Die Erfindung wird nun anhand von Beispielen mit Bezug auf die Zeichnungen eingehender beschrieben:

1 zeigt in einer schematischen Darstellung eine Strahlungsbildwandler-Photosensormatrix;

2 zeigt eine Schnittansicht eines Abschnitts eines Strahlungsbildwandlers gemäß einem Ausführungsbeispiel der vorliegenden Erfindung;

3 zeigt eine Schnittansicht eines Abschnitts eines Strahlungsbildwandlers, der außerhalb des Gegenstand der vorliegenden Erfindung fällt;

4 zeigt eine Schnittansicht eines Abschnitts eines Strahlungsbildwandlers gemäß einem weiteren Ausführungsbeispiel der Erfindung der vorliegenden Erfindung;

5 zeigt eine Schnittansicht eines Abschnitts eines Strahlungsbildwandlers gemäß noch einem weiteren Ausführungsbeispiel der vorliegenden Erfindung;

6 zeigt eine Schnittansicht eines Abschnitts eines Strahlungsbildwandlers gemäß einem Ausführungsbeispiel der vorliegenden Erfindung, wobei die Figur vielfältige Reflexionswinkel des Lichts in dem Bildwandler veranschaulicht;

7 zeigt eine Schnittansicht eines Abschnitts eines Strahlungsbildwandlers gemäß noch einem Ausführungsbeispiel der vorliegenden Erfindung; und

8 zeigt eine grafische Darstellung des Reflexionskoeffizienten in Abhängigkeit von dem Einfallswinkel von Licht, das sich zwischen Cäsiumjodid und Siliziumoxid ausbreitet.

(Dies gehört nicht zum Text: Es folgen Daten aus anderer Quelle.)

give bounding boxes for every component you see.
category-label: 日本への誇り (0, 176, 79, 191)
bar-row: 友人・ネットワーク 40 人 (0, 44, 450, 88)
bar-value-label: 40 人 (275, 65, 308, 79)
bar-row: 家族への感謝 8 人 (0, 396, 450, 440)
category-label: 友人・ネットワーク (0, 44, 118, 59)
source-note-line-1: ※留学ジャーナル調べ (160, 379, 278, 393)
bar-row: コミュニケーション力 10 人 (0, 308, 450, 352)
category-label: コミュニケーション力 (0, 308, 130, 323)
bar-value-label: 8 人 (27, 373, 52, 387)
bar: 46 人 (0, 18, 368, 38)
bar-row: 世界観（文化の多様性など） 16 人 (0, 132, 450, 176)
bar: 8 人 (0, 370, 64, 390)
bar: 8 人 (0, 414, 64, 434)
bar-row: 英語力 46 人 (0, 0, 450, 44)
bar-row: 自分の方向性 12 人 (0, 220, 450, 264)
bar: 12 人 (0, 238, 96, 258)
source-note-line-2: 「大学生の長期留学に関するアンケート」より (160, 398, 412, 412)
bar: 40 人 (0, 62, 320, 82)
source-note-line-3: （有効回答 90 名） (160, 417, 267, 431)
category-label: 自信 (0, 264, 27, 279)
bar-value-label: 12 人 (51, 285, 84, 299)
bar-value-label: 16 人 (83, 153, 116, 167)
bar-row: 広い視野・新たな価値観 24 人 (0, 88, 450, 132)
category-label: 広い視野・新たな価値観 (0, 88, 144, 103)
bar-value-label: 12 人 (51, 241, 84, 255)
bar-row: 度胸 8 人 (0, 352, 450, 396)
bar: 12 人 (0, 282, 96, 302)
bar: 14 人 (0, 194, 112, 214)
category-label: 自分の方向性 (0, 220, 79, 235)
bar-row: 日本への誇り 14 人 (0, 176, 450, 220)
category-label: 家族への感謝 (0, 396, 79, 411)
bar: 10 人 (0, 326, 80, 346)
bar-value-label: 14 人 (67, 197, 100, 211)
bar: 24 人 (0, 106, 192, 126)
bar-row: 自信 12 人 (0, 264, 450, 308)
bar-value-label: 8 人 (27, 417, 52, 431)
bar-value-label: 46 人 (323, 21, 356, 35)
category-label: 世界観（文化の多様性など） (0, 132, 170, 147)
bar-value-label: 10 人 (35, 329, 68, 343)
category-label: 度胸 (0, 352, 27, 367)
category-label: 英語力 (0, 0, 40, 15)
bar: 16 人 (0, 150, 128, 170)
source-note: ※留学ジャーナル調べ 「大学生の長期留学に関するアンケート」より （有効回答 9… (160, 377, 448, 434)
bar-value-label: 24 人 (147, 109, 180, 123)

Ein Halbleiter-Strahlungsbildwandler 100 weist gewöhnlich, wie in 1 veranschaulicht, eine Photosensormatrix 110 mit vielen in Zeilen und Spalten angeordneten Pixeln 120 auf. Die Photosensormatrix 110 ist optisch mit einem über der Photosensormatrix angeordneten Szintillator 150 (2) gekoppelt/verbunden. Im Betrieb ist der Bildwandler 100 so positioniert, dass eine abzubildende Strahlung, beispielsweise Röntgenstrahlung und dergleichen, auf den Szintillator 150 auftrifft, der gewöhnlich auf einem Material wie Cäsiumjodid oder dergleichen basiert. Die einfallende Strahlung tritt gewöhnlich über eine erste Oberfläche 160 in den Szintillator 150 ein und wird in dem Szintillatormaterial in einem Vorgang absorbiert, der zur Erzeugung optischer Photonen führt. Eine durch die Photosensormatrix 110 durchgeführte Detektion der optischen Photonen, die emittiert werden, wenn die einfallende Strahlung von dem Szintillatormaterial absorbiert wird, gestattet die Erzeugung eines elektrischen Signals, das dem Muster der einfallenden Strahlung entspricht.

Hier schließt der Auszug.